22 novembro 2010

Primeira Passagem de Vida e Morte

Havia um fusca vermelho antigo. Com uma pintura blindada e brilhante. Um tom forte, algo chocante. De toda a história da vida era o veiculo mais rápido que eu vira passar cortando o asfalto em dois, jogando toda a terra para cima e fazendo a perder o rumo.  Sempre ficava admirado ao vê-lo desaparecer em segundos de um horizonte ao outro da rua da minha casa.

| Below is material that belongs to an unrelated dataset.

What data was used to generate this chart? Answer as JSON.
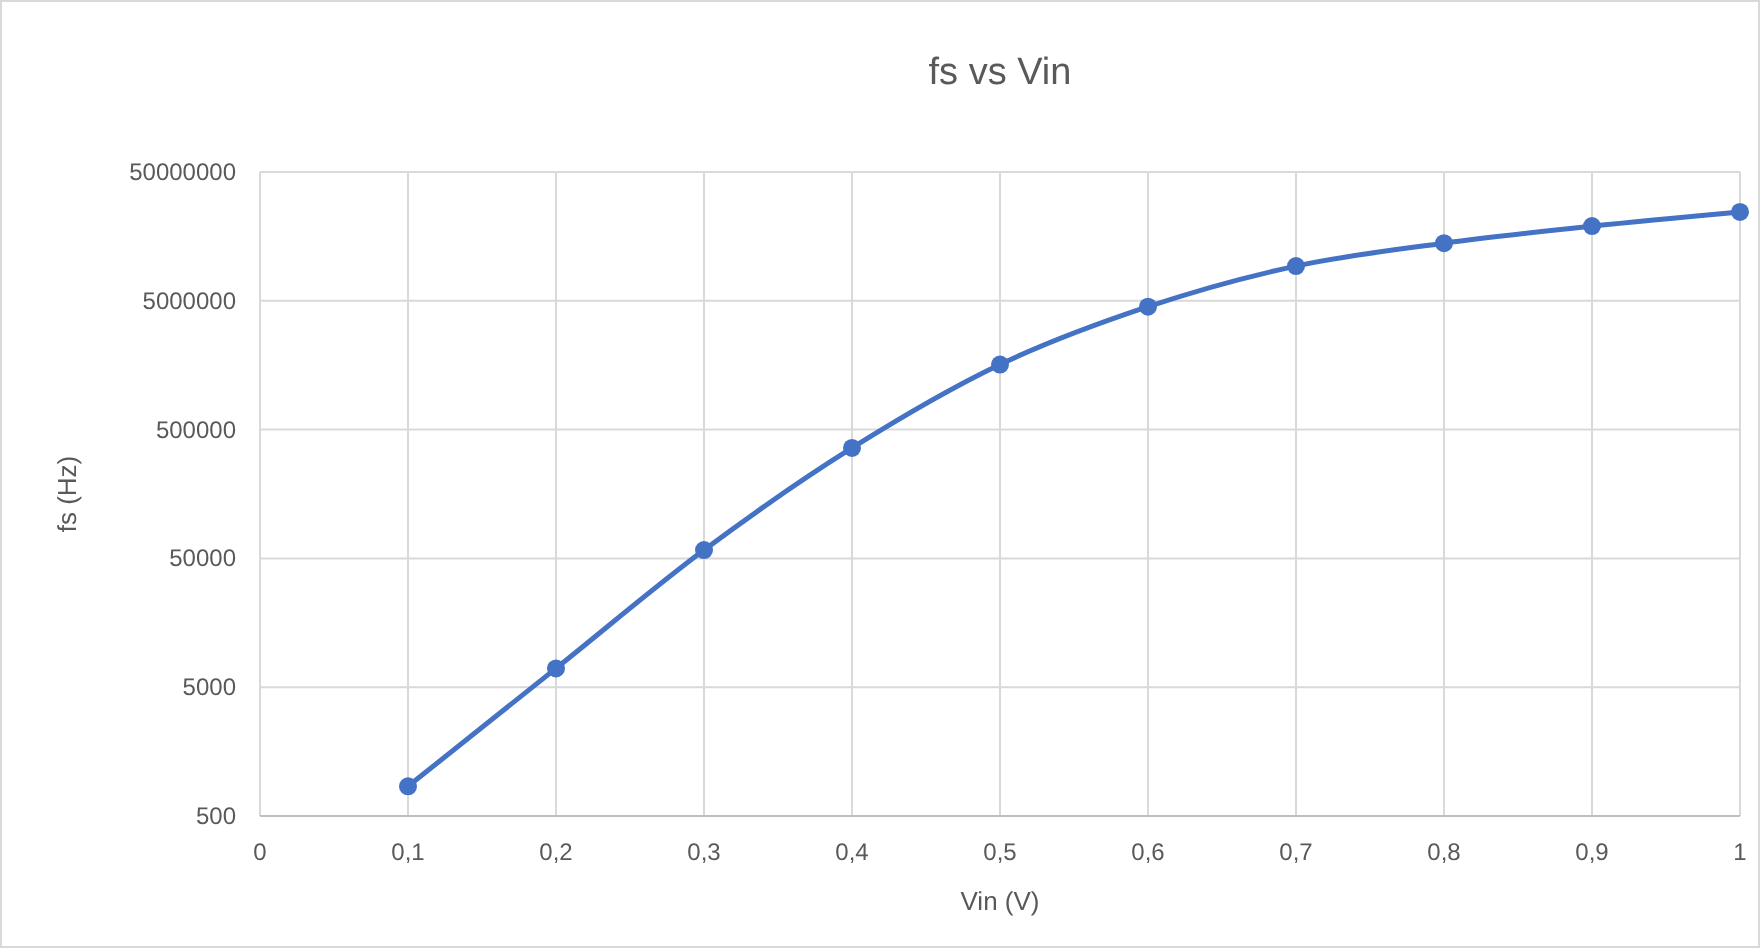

Havia uma criança. Ela corria nas tardes de sol quando ouvia o som ensurdecedor do herói vermelho e do atrito com o asfalto da tarde quente. Corria e jogava o corpo contra a sacada de três andares. Jogava o rosto ao vácuo e puxado era pelo concreto. Somente para ver o brilho avermelhado ofuscando seus olhos num picar de olhos. Em um segundo.
Quanto tempo demora pra uma gota que cai de uma garrafa a cinco metros do chão tocar a superfície e se espalhar por um mundo minúsculo como um dilúvio? Quem olharia pros lados quando o céu esta azul? Quem seria fútil a ponto de se preocupar quando o vento está sereno e confortável?  O asfalto soltava fumaça. A água banhava o corpo dos adolescentes que lavavam os carros.
Havia uma criança a esperar do lado oposto de uma garrafa de água. Havia uma pequena mosca na garrafa de água. Havia uma água nojenta caindo sobre a calçada. A criança correu da água suja que caia sobre sua cabeça. O vermelho e o atrito o assustaram e pela primeira vez quis que não o fosse. Parou. Respirou e parado no centro da rua sentiu uma dor inconfundível. Fechou os olhos abaixou um pouco o corpo no impacto auditivo. Reflexo corporal. Mas não sentia dor. Não sentia suas costas no asfalto quente. Não sentia os cortes arderem. Não havia túnel. Não havia luz.
Na calçada o pai esperava-o aflito. Sua família parada de pé sem ao menos piscar. Uma luz forte brilhou quando abriu os olhos. Viu o reflexo azul do céu. O brilho do sol refletido no pára-choque do fusca vermelho. O mesmo começava há irritar um pouco sua pele. Estava um pouco quente. Quente demais.
Havia então um fusca vermelho parado no meio da rua. Havia também uma criança parada em frente ao fusca. Havia um fusca. Havia uma criança. E essa criança era eu.